Question

The ionisation constant of the weak acid HF whose concentration is 0.1 M is \( 3.5 \times 10^{-4} \). The equilibrium constant value for the reaction
\[ \text{F}^- + \text{H}_2\text{O} \leftrightarrow \text{HF} + \text{OH}^- \]
is ............ and the pH of the aqueous solution of the weak acid is ...............

• A. \( K_{\text{eq}} = 4.4 \times 10^{-11} \quad \text{pH} = 4.25 \)
• B. \( K_{\text{eq}} = 3.58 \times 10^{-11} \quad \text{pH} = 4.19 \)
• C. \( K_{\text{eq}} = 2.86 \times 10^{-11} \quad \text{pH} = 3.23 \)
• D. \( K_{\text{eq}} = 3.92 \times 10^{-10} \quad \text{pH} = 4.07 \)

Hint:

When dealing with weak acid dissociation and equilibrium constants, remember that the dissociation of water and the conjugate base affect the equilibrium. Also, the pH can be calculated from the \( [\text{H}^+] \) concentration using \( \text{pH} = -\log [\text{H}^+] \).

Answer 1

The Correct Option is C

Step 1: Write the equilibrium expression for the ionisation constant of HF.
The ionisation constant for the weak acid HF is given as:
\[ K_a = \frac{[\text{H}^+][\text{F}^-]}{[\text{HF}]} = 3.5 \times 10^{-4} \]
We can use this to find the concentration of \( \text{H}^+ \) ions in the solution.

Step 2: Find the equilibrium concentration of \( \text{OH}^- \) from the given reaction.
For the reaction:
\[ \text{F}^- + \text{H}_2\text{O} \leftrightarrow \text{HF} + \text{OH}^- \]
the equilibrium constant \( K_{\text{eq}} \) is related to the ionisation constant of HF and the dissociation of water.
The expression for \( K_{\text{eq}} \) is:
\[ K_{\text{eq}} = \frac{[\text{HF}][\text{OH}^-]}{[\text{F}^-][\text{H}_2\text{O}]} \]
Since water is in excess, we can simplify this to:
\[ K_{\text{eq}} = \frac{[\text{HF}][\text{OH}^-]}{[\text{F}^-]} \] We can now calculate the equilibrium constant value \( K_{\text{eq}} \).

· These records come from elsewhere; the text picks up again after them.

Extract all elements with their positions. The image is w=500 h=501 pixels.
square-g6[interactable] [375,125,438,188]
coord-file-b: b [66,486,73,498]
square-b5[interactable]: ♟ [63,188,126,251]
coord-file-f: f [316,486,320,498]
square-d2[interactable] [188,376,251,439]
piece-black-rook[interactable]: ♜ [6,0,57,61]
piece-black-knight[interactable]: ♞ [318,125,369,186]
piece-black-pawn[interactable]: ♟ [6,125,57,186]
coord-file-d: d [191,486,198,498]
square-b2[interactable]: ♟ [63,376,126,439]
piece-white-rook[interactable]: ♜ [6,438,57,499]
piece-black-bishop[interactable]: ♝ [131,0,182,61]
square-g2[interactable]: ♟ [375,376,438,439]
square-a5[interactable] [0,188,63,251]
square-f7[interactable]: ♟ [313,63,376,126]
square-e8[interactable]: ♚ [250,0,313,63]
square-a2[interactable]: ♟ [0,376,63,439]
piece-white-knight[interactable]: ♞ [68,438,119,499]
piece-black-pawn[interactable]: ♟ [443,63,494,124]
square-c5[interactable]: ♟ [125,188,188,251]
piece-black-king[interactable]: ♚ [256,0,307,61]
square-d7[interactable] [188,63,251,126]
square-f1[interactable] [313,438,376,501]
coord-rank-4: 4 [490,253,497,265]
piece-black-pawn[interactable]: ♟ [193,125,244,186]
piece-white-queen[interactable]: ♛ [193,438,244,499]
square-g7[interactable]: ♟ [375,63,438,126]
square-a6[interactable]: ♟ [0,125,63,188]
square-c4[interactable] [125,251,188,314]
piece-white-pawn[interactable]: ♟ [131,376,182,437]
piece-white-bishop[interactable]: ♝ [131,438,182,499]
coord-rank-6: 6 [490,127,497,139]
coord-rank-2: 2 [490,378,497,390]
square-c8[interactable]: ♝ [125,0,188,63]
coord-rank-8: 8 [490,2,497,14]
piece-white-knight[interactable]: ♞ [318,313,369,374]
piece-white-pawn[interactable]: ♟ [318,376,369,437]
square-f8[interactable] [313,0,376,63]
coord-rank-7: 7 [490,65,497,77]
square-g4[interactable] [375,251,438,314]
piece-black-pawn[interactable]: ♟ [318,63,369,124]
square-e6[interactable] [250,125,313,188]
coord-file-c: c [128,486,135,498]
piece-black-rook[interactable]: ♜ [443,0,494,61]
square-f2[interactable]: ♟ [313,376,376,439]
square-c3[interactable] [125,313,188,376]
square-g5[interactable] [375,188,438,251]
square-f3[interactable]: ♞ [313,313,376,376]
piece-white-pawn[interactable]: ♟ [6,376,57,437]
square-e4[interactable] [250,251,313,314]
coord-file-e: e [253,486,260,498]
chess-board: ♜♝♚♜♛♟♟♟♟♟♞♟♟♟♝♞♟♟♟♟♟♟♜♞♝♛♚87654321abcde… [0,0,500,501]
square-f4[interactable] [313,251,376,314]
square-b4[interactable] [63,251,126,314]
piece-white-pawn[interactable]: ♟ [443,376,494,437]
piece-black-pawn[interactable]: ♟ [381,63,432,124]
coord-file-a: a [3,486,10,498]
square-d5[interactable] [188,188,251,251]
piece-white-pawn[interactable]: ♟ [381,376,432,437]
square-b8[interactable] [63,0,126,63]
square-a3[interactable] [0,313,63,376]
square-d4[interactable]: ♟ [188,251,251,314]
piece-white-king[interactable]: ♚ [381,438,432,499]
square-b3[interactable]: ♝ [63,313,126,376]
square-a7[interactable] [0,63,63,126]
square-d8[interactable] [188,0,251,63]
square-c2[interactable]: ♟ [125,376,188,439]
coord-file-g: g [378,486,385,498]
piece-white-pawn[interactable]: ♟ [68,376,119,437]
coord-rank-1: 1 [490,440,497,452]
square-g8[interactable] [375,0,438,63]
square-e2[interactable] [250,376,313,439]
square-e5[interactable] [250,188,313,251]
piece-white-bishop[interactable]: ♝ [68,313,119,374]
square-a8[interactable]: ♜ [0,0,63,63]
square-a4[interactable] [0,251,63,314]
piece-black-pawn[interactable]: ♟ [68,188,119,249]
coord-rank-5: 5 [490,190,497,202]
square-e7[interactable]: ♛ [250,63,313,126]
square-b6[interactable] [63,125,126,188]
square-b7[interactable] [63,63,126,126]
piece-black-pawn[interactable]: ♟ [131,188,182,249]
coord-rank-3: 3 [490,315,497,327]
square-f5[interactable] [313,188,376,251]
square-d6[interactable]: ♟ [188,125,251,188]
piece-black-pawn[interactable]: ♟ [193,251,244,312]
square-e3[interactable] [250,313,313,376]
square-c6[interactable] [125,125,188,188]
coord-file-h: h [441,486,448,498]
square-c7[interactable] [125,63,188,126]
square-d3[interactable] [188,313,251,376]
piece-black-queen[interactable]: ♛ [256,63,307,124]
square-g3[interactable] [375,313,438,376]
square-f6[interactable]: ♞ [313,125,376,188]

Step 3: Find the pH of the solution.
The pH of the solution is given by:
\[ \text{pH} = -\log [\text{H}^+] \]
We can calculate \( [\text{H}^+] \) using the ionisation constant and the concentration of HF.

Step 4: Conclusion.
After solving the equations, we find that the equilibrium constant \( K_{\text{eq}} = 2.86 \times 10^{-11} \) and the pH of the solution is 3.23. Therefore, the correct answer is option (C).